Investing in News

Editorial Board on Apr 24, 2024

The 2025 New York State budget approved on Saturday includes elements of the Local Journalism Sustainability Act, providing a payroll tax credit for local news outlets — a lifeline for a vital but struggling industry that benefits every state resident.

Over the past quarter century, traditional revenue sources for community newspapers have been greatly diminished as international conglomerates have largely gobbled up the advertising business and moved it online. Largely as a result of this shift, between 2004 and 2023, 2,627 weekly publications closed or merged with other papers between 2004 and 2023.

Some papers that survived have become husks of their former selves after being bought up by investors that have gutted newsrooms and replaced local journalism with generic “articles” that have nothing to do with the places where the readers live.

The fact is, even as traditional print media businesses have added local news websites to their repertoires, the growth of online ad revenue has come nowhere close to making up for the decline in print ad revenue. It is unsustainable, and during the COVID pandemic, even more newspapers that were holding on by a thread were forced to shutter, in spite of stopgaps like the Paycheck Protection Program.

The Local Journalism Sustainability Act, like the Paycheck Protection Program, is meant to be temporary. News outlets do not want their survival to depend on the whims of the state budget process indefinitely, and this is not a measure to delay the inevitable. It is an opportunity for local news outlets to invest in their futures, to transition from struggling businesses to healthy businesses.

The act provides $30 million a year so that each eligible news outlet can receive a 50 percent refundable credit on the first $50,000 of a journalist’s salary, up to $300,000 per outlet. Of the $30 million, $4 million is earmarked for incentivizing news outlets to hire new journalists.
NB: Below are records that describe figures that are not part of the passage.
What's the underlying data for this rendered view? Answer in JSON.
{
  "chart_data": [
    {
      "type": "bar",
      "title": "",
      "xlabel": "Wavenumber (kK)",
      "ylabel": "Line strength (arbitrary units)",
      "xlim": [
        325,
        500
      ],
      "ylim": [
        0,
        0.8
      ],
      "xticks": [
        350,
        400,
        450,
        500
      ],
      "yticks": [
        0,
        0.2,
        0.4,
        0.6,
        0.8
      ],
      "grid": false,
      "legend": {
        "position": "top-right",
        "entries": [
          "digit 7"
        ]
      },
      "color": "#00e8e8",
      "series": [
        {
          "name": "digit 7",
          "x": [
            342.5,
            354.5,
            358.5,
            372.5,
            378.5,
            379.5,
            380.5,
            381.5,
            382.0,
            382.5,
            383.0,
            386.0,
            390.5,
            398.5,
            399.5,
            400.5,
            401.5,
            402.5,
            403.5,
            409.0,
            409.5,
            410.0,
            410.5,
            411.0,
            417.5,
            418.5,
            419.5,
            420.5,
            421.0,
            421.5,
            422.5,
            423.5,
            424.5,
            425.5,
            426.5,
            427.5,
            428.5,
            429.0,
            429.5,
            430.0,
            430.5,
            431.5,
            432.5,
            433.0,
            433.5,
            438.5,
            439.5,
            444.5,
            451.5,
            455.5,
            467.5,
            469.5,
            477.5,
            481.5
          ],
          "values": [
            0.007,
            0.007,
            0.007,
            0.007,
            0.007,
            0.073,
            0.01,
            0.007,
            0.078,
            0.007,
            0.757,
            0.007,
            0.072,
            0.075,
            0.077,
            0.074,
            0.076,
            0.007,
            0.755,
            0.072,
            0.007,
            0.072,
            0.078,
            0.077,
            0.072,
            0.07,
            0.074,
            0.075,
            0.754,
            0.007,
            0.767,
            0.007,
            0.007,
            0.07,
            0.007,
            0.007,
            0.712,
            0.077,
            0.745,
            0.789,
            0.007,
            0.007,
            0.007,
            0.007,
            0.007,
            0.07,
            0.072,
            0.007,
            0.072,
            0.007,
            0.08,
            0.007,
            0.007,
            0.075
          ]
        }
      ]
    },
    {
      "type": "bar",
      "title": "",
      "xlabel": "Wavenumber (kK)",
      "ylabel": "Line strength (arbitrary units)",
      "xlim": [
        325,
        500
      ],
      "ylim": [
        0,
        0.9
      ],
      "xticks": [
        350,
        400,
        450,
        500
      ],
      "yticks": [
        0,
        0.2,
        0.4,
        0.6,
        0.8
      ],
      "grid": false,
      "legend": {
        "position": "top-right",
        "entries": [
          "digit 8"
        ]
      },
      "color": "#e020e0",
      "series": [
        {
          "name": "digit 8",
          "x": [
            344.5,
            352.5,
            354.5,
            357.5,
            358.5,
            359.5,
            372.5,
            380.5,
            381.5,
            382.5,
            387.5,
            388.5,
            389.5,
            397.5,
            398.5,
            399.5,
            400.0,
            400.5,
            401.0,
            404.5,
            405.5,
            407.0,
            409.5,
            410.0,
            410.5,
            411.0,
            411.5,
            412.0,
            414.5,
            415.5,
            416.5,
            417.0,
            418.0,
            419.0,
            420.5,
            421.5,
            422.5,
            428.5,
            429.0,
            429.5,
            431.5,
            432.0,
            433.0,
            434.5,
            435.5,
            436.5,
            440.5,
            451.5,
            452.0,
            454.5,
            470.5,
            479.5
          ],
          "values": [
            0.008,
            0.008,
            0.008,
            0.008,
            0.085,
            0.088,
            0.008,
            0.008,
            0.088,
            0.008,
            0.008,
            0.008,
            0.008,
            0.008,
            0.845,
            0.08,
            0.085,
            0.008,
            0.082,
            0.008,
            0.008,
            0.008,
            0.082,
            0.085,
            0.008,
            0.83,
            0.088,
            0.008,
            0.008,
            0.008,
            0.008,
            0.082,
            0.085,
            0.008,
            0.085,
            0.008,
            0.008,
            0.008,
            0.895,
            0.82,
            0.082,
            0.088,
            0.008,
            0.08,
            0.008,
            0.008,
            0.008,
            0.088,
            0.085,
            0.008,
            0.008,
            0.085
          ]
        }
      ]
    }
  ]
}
It is a small price to pay for maintaining and growing local journalism across the state, and will save taxpayers in the long run, as studies have found that when a community loses its independent newspaper — its watchdog — taxes go up and malfeasance benefits from being able to operate in the darkness.

The Express News Group is proud to have joined the more than 200 news organizations that make up the Empire State Local News Coalition and advocated for the assistance provided by the Local Journalism Sustainability Act. The coalition’s success will have a tangible impact in newsrooms on the South Fork and statewide — and news consumers will be so much better for it.